Images courtesy of the Alaska Gear Company
Alaska
Lakes are growing in Alaska. That’s not entirely a bad thing
The St. Elias Mountains in southeast Alaska are dotted with over 100 lakes where glaciers crumble into milky, turquoise water. Those lakes are expanding at an ever-quickening pace.
The lakes will quadruple in size over the next century or two, scientists report March 9 in the Proceedings of the National Academy of Sciences. This growth will transform landscapes, create new salmon habitat and may even change the course of a major river.
“We are seeing the great age of ice retreat” in Alaska, says Daniel McGrath, a glaciologist at Colorado State University in Fort Collins. “These glaciers are just peeling back from the landscape,” revealing deep grooves they carved in the Earth, where lakes are now forming.
Glacial hydrologist Eran Hood of the University of Alaska Southeast in Juneau, who was not part of the study, adds that “understanding where these lakes are going to emerge is important” because it “changes the whole nature of the downstream ecosystem.”
Hugging the coastline along the Alaska-Canada border, the tiny mountainous region that includes the St. Elias Mountains is losing 60 cubic kilometers of ice per year. Because lakes absorb solar heat, the glaciers that shed ice into lakes are shrinking faster than those that terminate on dry land. Across southeast Alaska, these lakes attached to glaciers have expanded by 60 percent since 1986, reaching a combined area of 1,300 square kilometers.

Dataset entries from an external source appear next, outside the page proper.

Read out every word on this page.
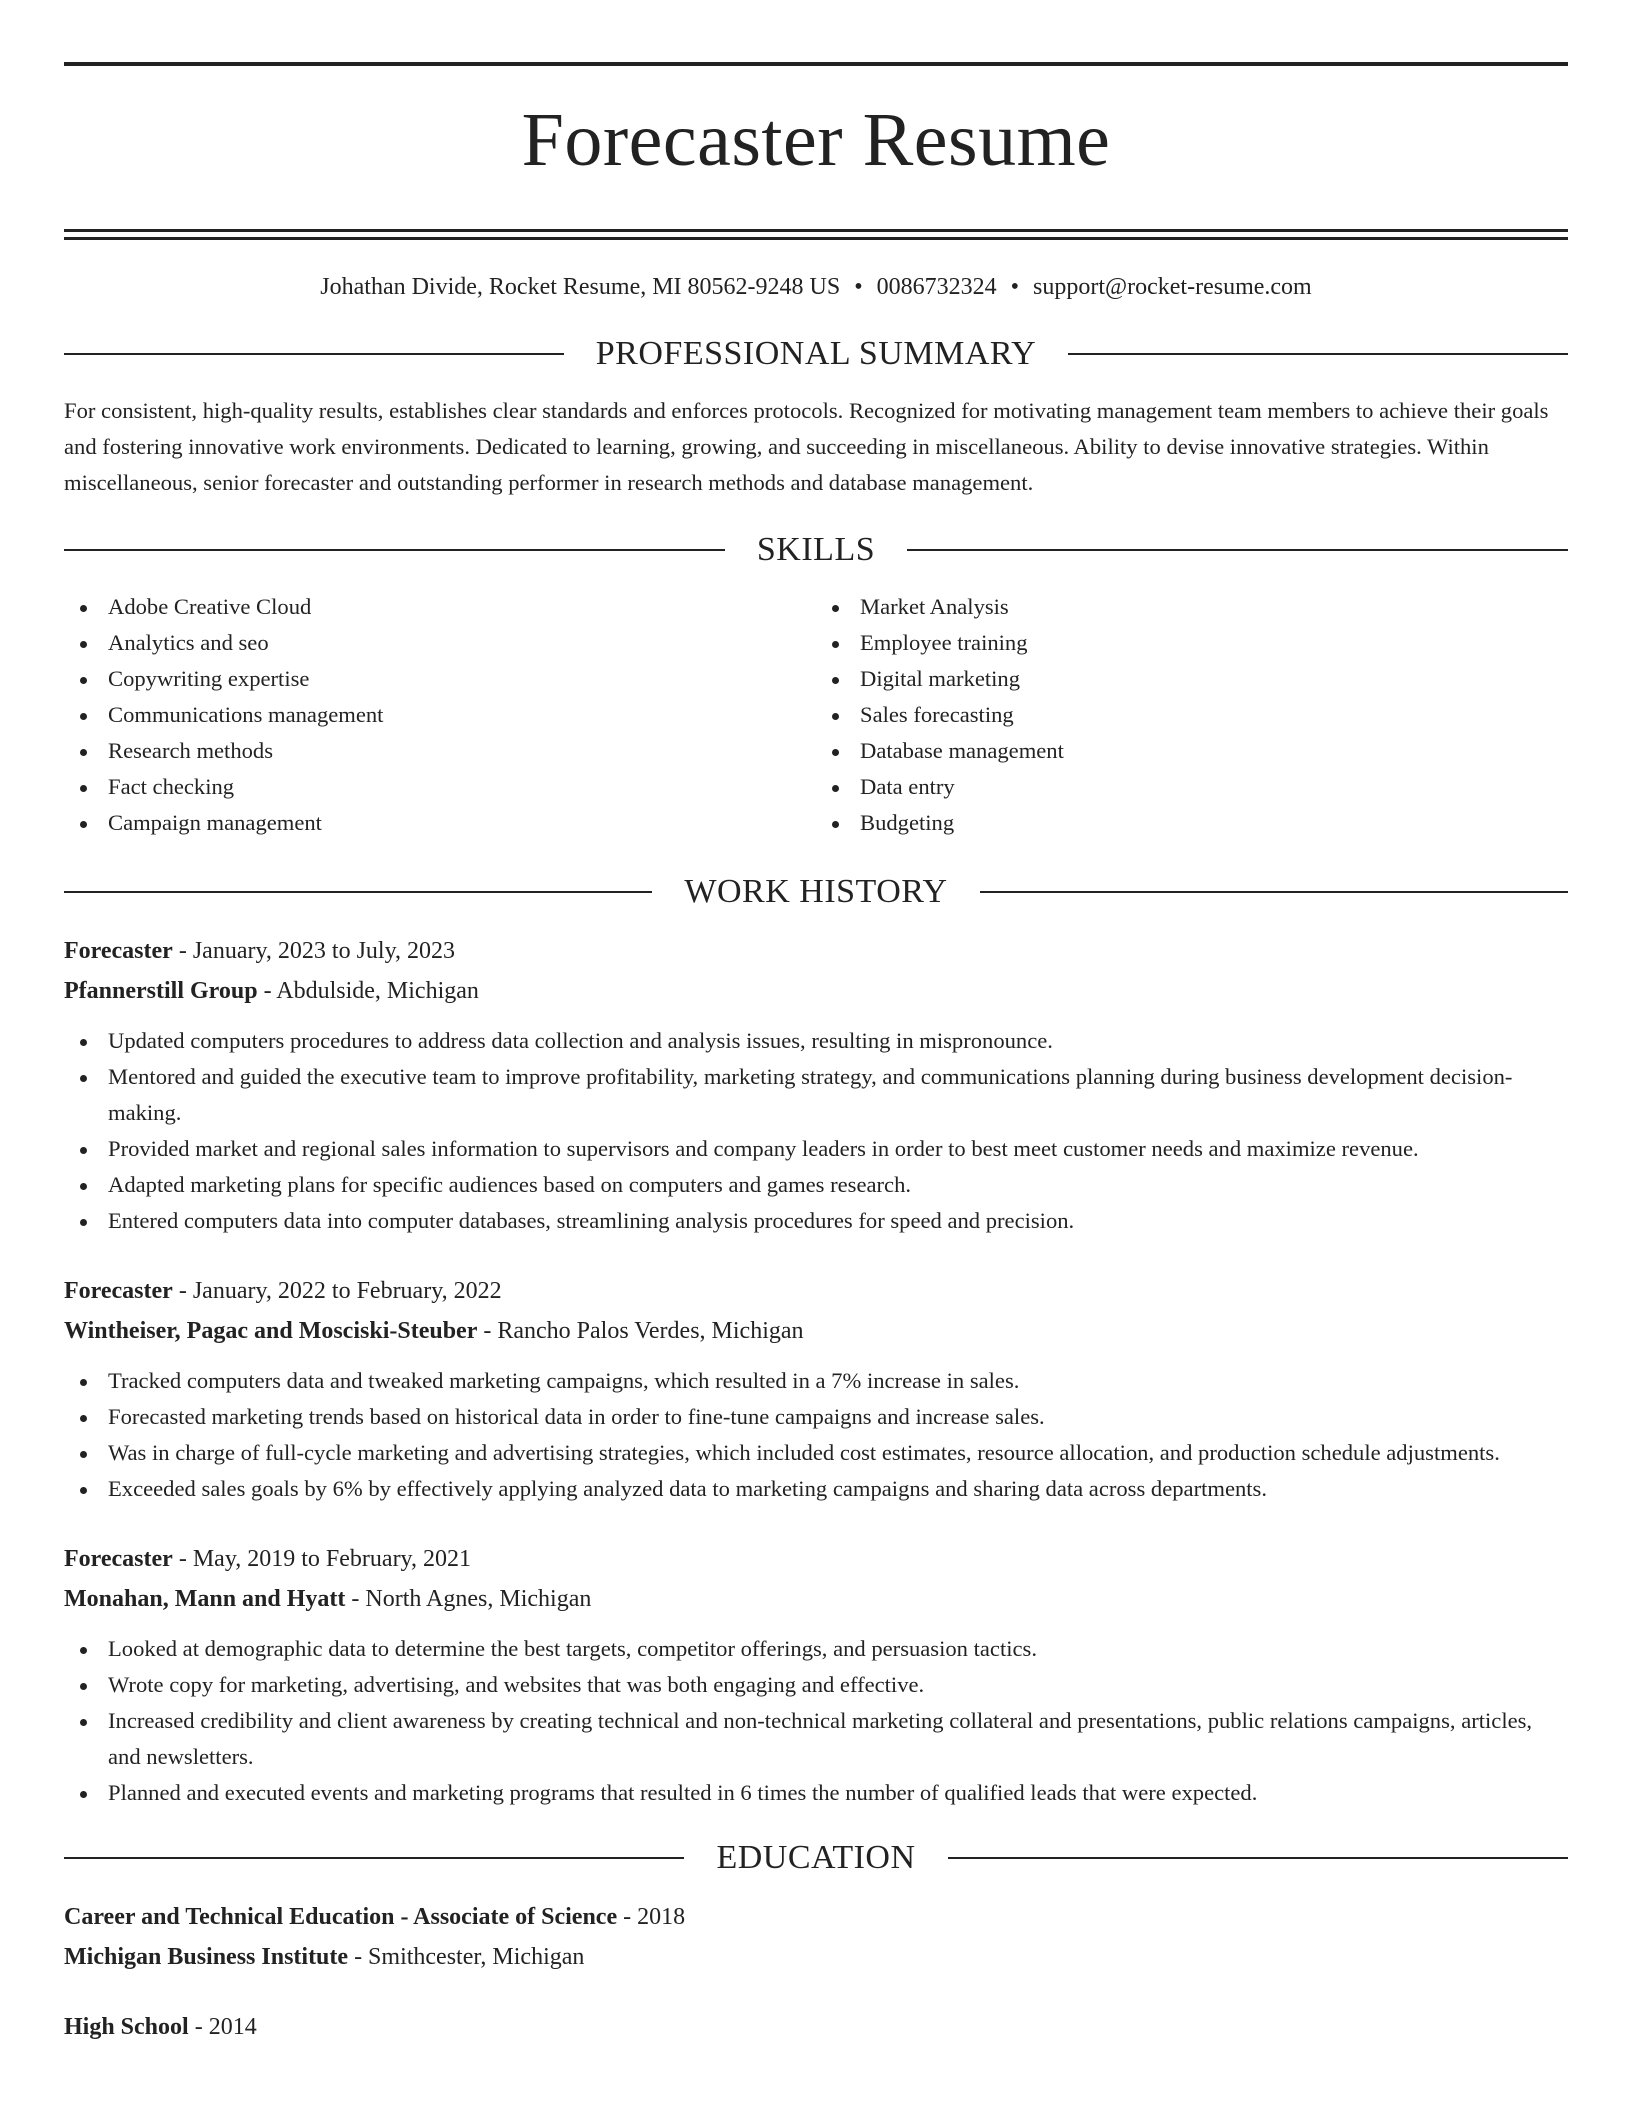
Forecaster Resume
Johathan Divide, Rocket Resume, MI 80562-9248 US • 0086732324 • support@rocket-resume.com
PROFESSIONAL SUMMARY

For consistent, high-quality results, establishes clear standards and enforces protocols. Recognized for motivating management team members to achieve their goals and fostering innovative work environments. Dedicated to learning, growing, and succeeding in miscellaneous. Ability to devise innovative strategies. Within miscellaneous, senior forecaster and outstanding performer in research methods and database management.

SKILLS
Adobe Creative Cloud
Analytics and seo
Copywriting expertise
Communications management
Research methods
Fact checking
Campaign management
Market Analysis
Employee training
Digital marketing
Sales forecasting
Database management
Data entry
Budgeting
WORK HISTORY
Forecaster - January, 2023 to July, 2023
Pfannerstill Group - Abdulside, Michigan
Updated computers procedures to address data collection and analysis issues, resulting in mispronounce.
Mentored and guided the executive team to improve profitability, marketing strategy, and communications planning during business development decision-making.
Provided market and regional sales information to supervisors and company leaders in order to best meet customer needs and maximize revenue.
Adapted marketing plans for specific audiences based on computers and games research.
Entered computers data into computer databases, streamlining analysis procedures for speed and precision.
Forecaster - January, 2022 to February, 2022
Wintheiser, Pagac and Mosciski-Steuber - Rancho Palos Verdes, Michigan
Tracked computers data and tweaked marketing campaigns, which resulted in a 7% increase in sales.
Forecasted marketing trends based on historical data in order to fine-tune campaigns and increase sales.
Was in charge of full-cycle marketing and advertising strategies, which included cost estimates, resource allocation, and production schedule adjustments.
Exceeded sales goals by 6% by effectively applying analyzed data to marketing campaigns and sharing data across departments.
Forecaster - May, 2019 to February, 2021
Monahan, Mann and Hyatt - North Agnes, Michigan
Looked at demographic data to determine the best targets, competitor offerings, and persuasion tactics.
Wrote copy for marketing, advertising, and websites that was both engaging and effective.
Increased credibility and client awareness by creating technical and non-technical marketing collateral and presentations, public relations campaigns, articles, and newsletters.
Planned and executed events and marketing programs that resulted in 6 times the number of qualified leads that were expected.
EDUCATION
Career and Technical Education - Associate of Science - 2018
Michigan Business Institute - Smithcester, Michigan
High School - 2014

McGrath and his colleagues wondered how far this runaway expansion might go. So, they combined satellite images with estimates of ice thickness — mapping deeply eroded grooves that are still hidden under glaciers.
The results were “eye-opening,” McGrath says. The team identified 4,200 square kilometers of glacier-covered grooves adjacent to existing lakes.

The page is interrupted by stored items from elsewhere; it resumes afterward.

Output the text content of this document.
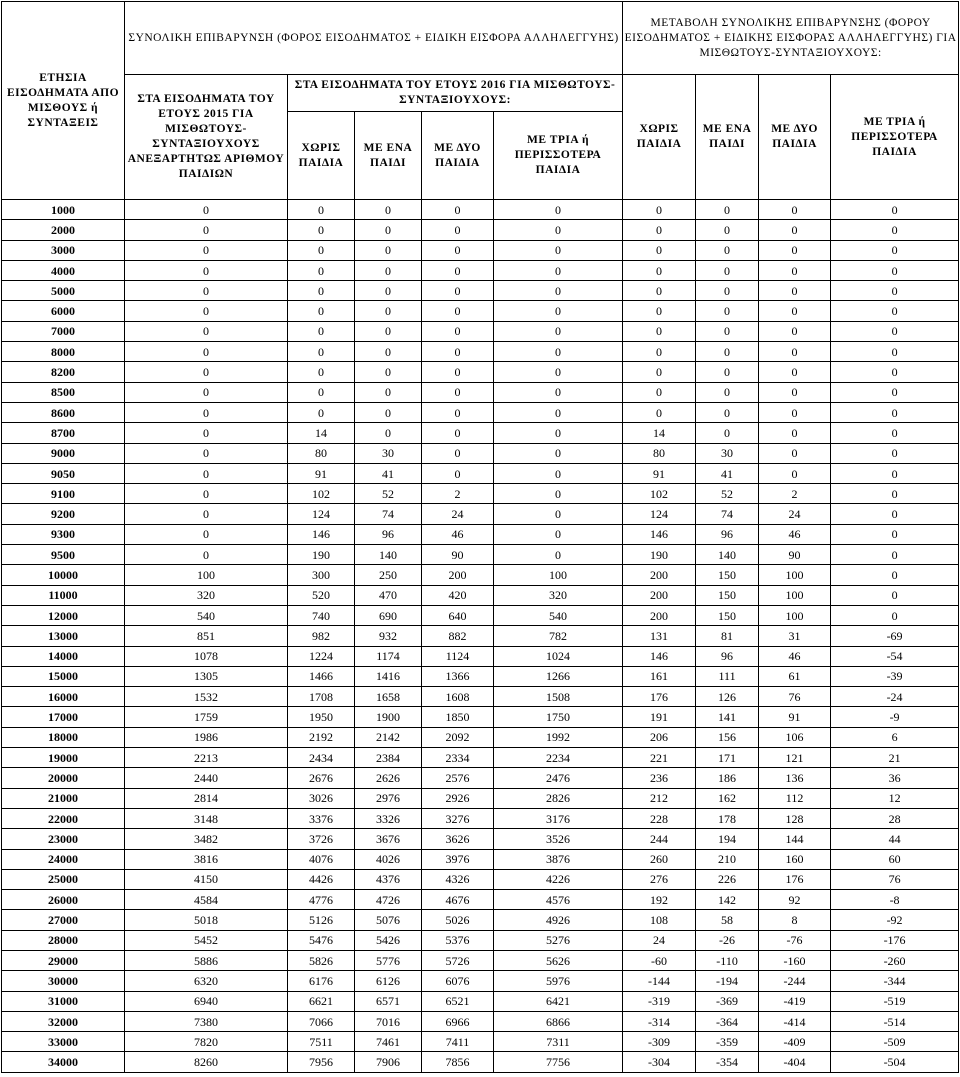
ΕΤΗΣΙΑ ΕΙΣΟΔΗΜΑΤΑ ΑΠΟ ΜΙΣΘΟΥΣ ή ΣΥΝΤΑΞΕΙΣ	ΣΥΝΟΛΙΚΗ ΕΠΙΒΑΡΥΝΣΗ (ΦΟΡΟΣ ΕΙΣΟΔΗΜΑΤΟΣ + ΕΙΔΙΚΗ ΕΙΣΦΟΡΑ ΑΛΛΗΛΕΓΓΥΗΣ)					ΜΕΤΑΒΟΛΗ ΣΥΝΟΛΙΚΗΣ ΕΠΙΒΑΡΥΝΣΗΣ (ΦΟΡΟΥ ΕΙΣΟΔΗΜΑΤΟΣ + ΕΙΔΙΚΗΣ ΕΙΣΦΟΡΑΣ ΑΛΛΗΛΕΓΓΥΗΣ) ΓΙΑ ΜΙΣΘΩΤΟΥΣ-ΣΥΝΤΑΞΙΟΥΧΟΥΣ:			
	ΣΤΑ ΕΙΣΟΔΗΜΑΤΑ ΤΟΥ ΕΤΟΥΣ 2015 ΓΙΑ ΜΙΣΘΩΤΟΥΣ-ΣΥΝΤΑΞΙΟΥΧΟΥΣ ΑΝΕΞΑΡΤΗΤΩΣ ΑΡΙΘΜΟΥ ΠΑΙΔΙΩΝ	ΣΤΑ ΕΙΣΟΔΗΜΑΤΑ ΤΟΥ ΕΤΟΥΣ 2016 ΓΙΑ ΜΙΣΘΩΤΟΥΣ-ΣΥΝΤΑΞΙΟΥΧΟΥΣ:				ΧΩΡΙΣ ΠΑΙΔΙΑ	ΜΕ ΕΝΑ ΠΑΙΔΙ	ΜΕ ΔΥΟ ΠΑΙΔΙΑ	ΜΕ ΤΡΙΑ ή ΠΕΡΙΣΣΟΤΕΡΑ ΠΑΙΔΙΑ
		ΧΩΡΙΣ ΠΑΙΔΙΑ	ΜΕ ΕΝΑ ΠΑΙΔΙ	ΜΕ ΔΥΟ ΠΑΙΔΙΑ	ΜΕ ΤΡΙΑ ή ΠΕΡΙΣΣΟΤΕΡΑ ΠΑΙΔΙΑ				
1000	0	0	0	0	0	0	0	0	0
2000	0	0	0	0	0	0	0	0	0
3000	0	0	0	0	0	0	0	0	0
4000	0	0	0	0	0	0	0	0	0
5000	0	0	0	0	0	0	0	0	0
6000	0	0	0	0	0	0	0	0	0
7000	0	0	0	0	0	0	0	0	0
8000	0	0	0	0	0	0	0	0	0
8200	0	0	0	0	0	0	0	0	0
8500	0	0	0	0	0	0	0	0	0
8600	0	0	0	0	0	0	0	0	0
8700	0	14	0	0	0	14	0	0	0
9000	0	80	30	0	0	80	30	0	0
9050	0	91	41	0	0	91	41	0	0
9100	0	102	52	2	0	102	52	2	0
9200	0	124	74	24	0	124	74	24	0
9300	0	146	96	46	0	146	96	46	0
9500	0	190	140	90	0	190	140	90	0
10000	100	300	250	200	100	200	150	100	0
11000	320	520	470	420	320	200	150	100	0
12000	540	740	690	640	540	200	150	100	0
13000	851	982	932	882	782	131	81	31	-69
14000	1078	1224	1174	1124	1024	146	96	46	-54
15000	1305	1466	1416	1366	1266	161	111	61	-39
16000	1532	1708	1658	1608	1508	176	126	76	-24
17000	1759	1950	1900	1850	1750	191	141	91	-9
18000	1986	2192	2142	2092	1992	206	156	106	6
19000	2213	2434	2384	2334	2234	221	171	121	21
20000	2440	2676	2626	2576	2476	236	186	136	36
21000	2814	3026	2976	2926	2826	212	162	112	12
22000	3148	3376	3326	3276	3176	228	178	128	28
23000	3482	3726	3676	3626	3526	244	194	144	44
24000	3816	4076	4026	3976	3876	260	210	160	60
25000	4150	4426	4376	4326	4226	276	226	176	76
26000	4584	4776	4726	4676	4576	192	142	92	-8
27000	5018	5126	5076	5026	4926	108	58	8	-92
28000	5452	5476	5426	5376	5276	24	-26	-76	-176
29000	5886	5826	5776	5726	5626	-60	-110	-160	-260
30000	6320	6176	6126	6076	5976	-144	-194	-244	-344
31000	6940	6621	6571	6521	6421	-319	-369	-419	-519
32000	7380	7066	7016	6966	6866	-314	-364	-414	-514
33000	7820	7511	7461	7411	7311	-309	-359	-409	-509
34000	8260	7956	7906	7856	7756	-304	-354	-404	-504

He and his colleagues predict that the lakes will continue to expand — causing rapid ice retreat — until they fill those grooves, reaching a combined size of around 5,500 square kilometers, an area the size of Delaware.
“By the end of this century, all of these lakes will probably be more or less fully developed,” says study coauthor Louis Sass III, a glaciologist with the U.S. Geological Survey at the Alaska Science Center in Anchorage. But those growing lakes are already reshaping entire landscapes in a way that is often overlooked in public discourse around glacier retreat.
Many of Alaska’s glaciers terminate on dry land, and their meltwater often creates barren, rocky floodplains downstream, where the streams alternate between trickles and floods — constantly branching and shifting course as they lay down sediment released by the glacier.
“Those habitats are fairly inhospitable for a lot of fish,” including some salmon, says Jonathan Moore, an aquatic ecologist with Simon Fraser University in Burnaby, Canada. The water is too cold, and fish eggs “get swept out or buried by the floods every year.”
But as glaciers retreat into lakes and those lakes expand, their meltwater has time to drop its sediment and warm a few degrees in the lake before spilling into a river. Rivers that carry less sediment are less prone to shifting channels.
A 2025 study by Moore and remote sensing scientist Diane Whited of the University of Montana found that as glacial lakes expanded over 38 years in southeast Alaska, the downstream river channels stabilized, allowing willows and bushes to spread across floodplains.
“It creates salmon habitat,” Hood says. A 2021 study by Moore and Hood predicted that by 2100, glacial retreat in southeast Alaska will transform 6,000 kilometers of river channels into decent habitat for some local species of salmon. The lakes themselves will create spawning grounds for sockeye salmon — an important commercial species.
But these changes will come with upheaval.
For instance, one major river, the Alsek, will probably shift its course as retreating glaciers cause two lakes to merge, providing an easier path to the ocean.
People in Juneau are feeling another dramatic effect of expanding lakes. At least once per year, a lake dammed by the nearby Mendenhall Glacier spills out in a flash flood that gushes through town, forcing some residents to build protective levees around their homes.
These ecosystems “are going to be transformed,” Moore says. “But that transformation is going to be pretty violent and pretty dangerous.”